Dr. May served the Philadelphia church for twenty-five years and upon his retirement became pastor emeritus, but throughout all the years he was the pastor beloved, honored, respected. In 1887 Jefferson College honored him with the degree of LL.D. and in 1914 he received the degree of D.D. from Meadville Theological School. Throughout his life he was a student, pursuing his studies more from sheer interest and delight that for their utilitarian value. He was an ardent classicist, his special copy of Horace having been bound and rebound several times. He knew Greek and was proficient in French, Italian, and Spanish. His published works were few, being limited to a volume on The Miracles and Myths of the New Testament, two volumes of The Life and Letters of Samuel Longfellow, and a considerable number of pamphlet sermons.

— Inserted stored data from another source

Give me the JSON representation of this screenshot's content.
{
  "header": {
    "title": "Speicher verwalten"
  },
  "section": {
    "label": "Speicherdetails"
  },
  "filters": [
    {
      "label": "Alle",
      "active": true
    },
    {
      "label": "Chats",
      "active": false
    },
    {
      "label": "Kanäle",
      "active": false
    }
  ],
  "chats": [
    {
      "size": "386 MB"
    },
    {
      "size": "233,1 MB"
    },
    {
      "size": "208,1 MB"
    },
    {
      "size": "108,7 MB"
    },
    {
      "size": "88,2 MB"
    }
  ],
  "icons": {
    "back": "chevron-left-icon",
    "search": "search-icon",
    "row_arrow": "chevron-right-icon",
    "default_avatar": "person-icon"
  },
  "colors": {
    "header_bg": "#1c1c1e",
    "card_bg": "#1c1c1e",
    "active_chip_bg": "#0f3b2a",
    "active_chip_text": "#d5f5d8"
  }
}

He was a student of art and history, as well as language.
Although his active ministry came before the general interest in the social gospel, he was convinced, and gave long and persuasive expression of his conviction, that religion has its public as well as its personal application. He was a member of the “Law and Order Society.” He felt keenly the need of Negro education and was a pioneer in the development of substitutes for the saloon. Henry C. Lea, a generous and loyal parishioner, said of Dr. May that his sermons on civic righteousness definitely influenced the elections and were a potent factor in the life of the city. A firm believer in the saying, “Be not overcome of evil but overcome evil with good,” he was a leader in establishing what was then rare, a community home to compete with the saloon, the streets and the public halls. His faith in the enterprise bore fruit, and for many years “The Evening Home and Library Association” exerted a positive influence in the city.
Although always the courteous and tolerant gentleman, he was the outspoken and fearless preacher of free Christianity. His sermons covered a wide range of interests and yet the pastoral spirit in him led him most frequently to sermons of personal life. During his Philadelphia pastorate he inspired and led the congregation in the erection of a new and larger church building in a much better location. He was so successful that the new church at 21st and Chestnut Streets was dedicated free of debt.

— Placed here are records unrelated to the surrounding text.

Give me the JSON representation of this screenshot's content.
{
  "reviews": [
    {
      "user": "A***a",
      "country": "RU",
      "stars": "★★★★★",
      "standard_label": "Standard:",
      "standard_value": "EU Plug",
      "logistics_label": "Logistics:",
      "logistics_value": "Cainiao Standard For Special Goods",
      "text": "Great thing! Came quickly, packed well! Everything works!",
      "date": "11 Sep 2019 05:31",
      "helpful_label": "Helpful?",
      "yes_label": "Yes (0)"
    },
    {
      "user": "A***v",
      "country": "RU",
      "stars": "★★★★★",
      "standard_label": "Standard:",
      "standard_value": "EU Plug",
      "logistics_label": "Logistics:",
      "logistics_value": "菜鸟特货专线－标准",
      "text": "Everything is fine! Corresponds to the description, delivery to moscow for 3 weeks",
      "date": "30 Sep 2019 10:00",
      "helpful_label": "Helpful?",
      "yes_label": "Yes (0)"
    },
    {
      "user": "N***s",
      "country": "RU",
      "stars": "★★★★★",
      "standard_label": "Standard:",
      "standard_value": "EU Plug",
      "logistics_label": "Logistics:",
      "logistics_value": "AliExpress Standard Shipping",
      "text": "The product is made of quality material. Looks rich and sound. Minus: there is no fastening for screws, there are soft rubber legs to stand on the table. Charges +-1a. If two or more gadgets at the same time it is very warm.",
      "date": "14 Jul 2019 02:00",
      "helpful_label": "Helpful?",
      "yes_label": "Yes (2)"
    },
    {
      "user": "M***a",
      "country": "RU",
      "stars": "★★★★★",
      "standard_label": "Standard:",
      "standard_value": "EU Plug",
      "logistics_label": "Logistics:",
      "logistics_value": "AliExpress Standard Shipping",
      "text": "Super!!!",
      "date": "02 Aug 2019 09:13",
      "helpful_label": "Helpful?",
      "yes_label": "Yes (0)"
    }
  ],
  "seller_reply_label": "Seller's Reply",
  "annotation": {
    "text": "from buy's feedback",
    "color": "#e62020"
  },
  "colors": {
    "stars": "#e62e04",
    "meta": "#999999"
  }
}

Scholarly, dignified, cultivated, he was yet of a tender and bountiful nature. He was loved because he gave so much that inspired love. He lifted men to their higher selves by sheer force of his personality. It was said by one of his parishioners, as was said of Emerson, that leaving him one felt that something beautiful had passed that way. When he died, there had been passed on to hundred of the generation to whom he ministered the larger life and the larger hope which are found only in the things of the spirit.
Soon after his settlement in Philadelphia, his wife died, and sixteen years later he married Miss Elizabeth Bacon Justice. Retiring from the active pastorate in 1901, he spent his remaining years in travel and in quiet living in Philadelphia. He died January 9, 1918.